What supports BTC’s potential breakout above $124k?
Heavy institutional spot inflows, minimal alt rotation, and underlying bid set up a clean path for price discovery.
Bitcoin [BTC] is hovering just 1.3% below its $124k all-time high, and all eyes are on whether it can punch through. Historically, this zone has carved out heavy resistance, which could temper investor risk appetite.
Reinforcing this, Open Interest (OI) has hit a fresh $90 billion ATH, marking a 7% jump from the last peak, while 46k BTC have flowed from STHs to exchanges, priming BTC for a potential volatility loop.
However, divergences are stacking up. BTC.D is holding 59%, unlike the August top when money rotated into alts. ETFs are still flowing in, with $985 million hitting on the 3rd of October, keeping bids under BTC strong.
Battle lines drawn as Bitcoin tests resistance
Bitcoin has kicked off Q4 as investors hoped.

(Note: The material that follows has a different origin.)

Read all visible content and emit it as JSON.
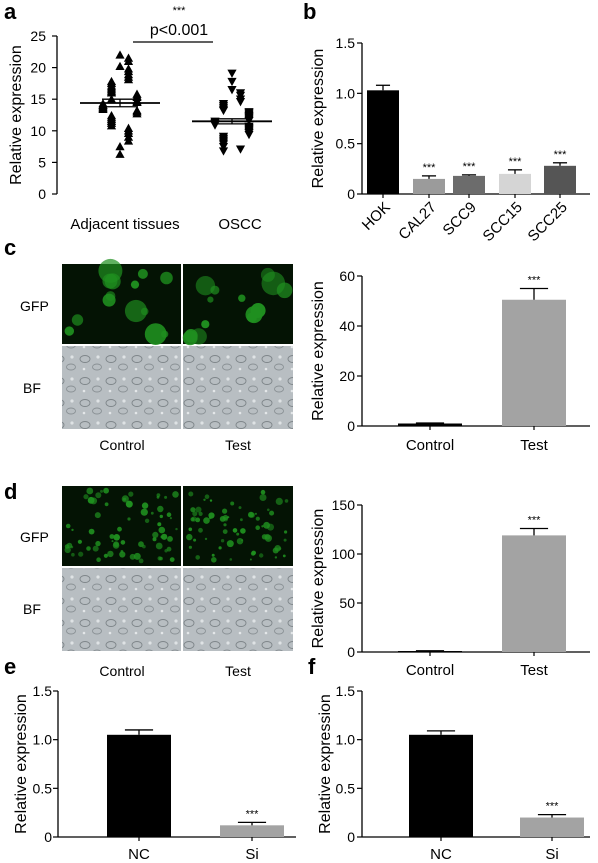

In just over a week, BTC climbed from $108k to $122k, lifting its supply in profit from 84% to 99.5% and flipping above the short-term holder (STH < 155 days) on-chain cost basis of $111k.
Simply put, the 48k BTC moved by STHs at $120k wasn’t random. In fact, it was the largest 24-hour STH-to-exchange spike ever, showing weak hands are being shaken out as BTC approaches a key resistance zone.
Layer on overheated derivatives, and it’s a classic bull trap setup.
Case in point: Bitcoin’s the 14th of July all-time high. OI peaked at $87 billion, while STH NUPL (Net Realized Profit/Loss) hit 0.15, showing STH optimism. However, as BTC topped $122k, overexposed longs got flushed.
The result? OI slid to $80 billion, STH NUPL dropped to 0.05 in two weeks, syncing with BTC’s 8%+ dip to $107k. So, with the Long/Short Ratio still skewed bullish, are we looking at another textbook long liquidity sweep?
Divergences build as BTC bids stay supported
To sustain the rally, BTC needs to diverge from the previous two ATHs.
On the upside, Bitcoin dominance (BTC.D) is still holding 59% of the market cap, which amounts to roughly $2.48 trillion, while Ethereum dominance (ETH.D) remains well below the 15% peak seen in late August.
Meanwhile, the share of BTC held for 18–24 months has jumped to 5% for the first time since March 2024. In other words, more coins are moving into long-term hands, showing growing conviction in Bitcoin’s upside.
In short, these divergences are ruling out a July-style leverage flush.
Bitcoin’s retest of $124k is backed by heavy spot institutional inflows, minimal rotation into alts, and strong LTH conviction, setting up a clean path for price discovery, while also keeping a bull trap unlikely.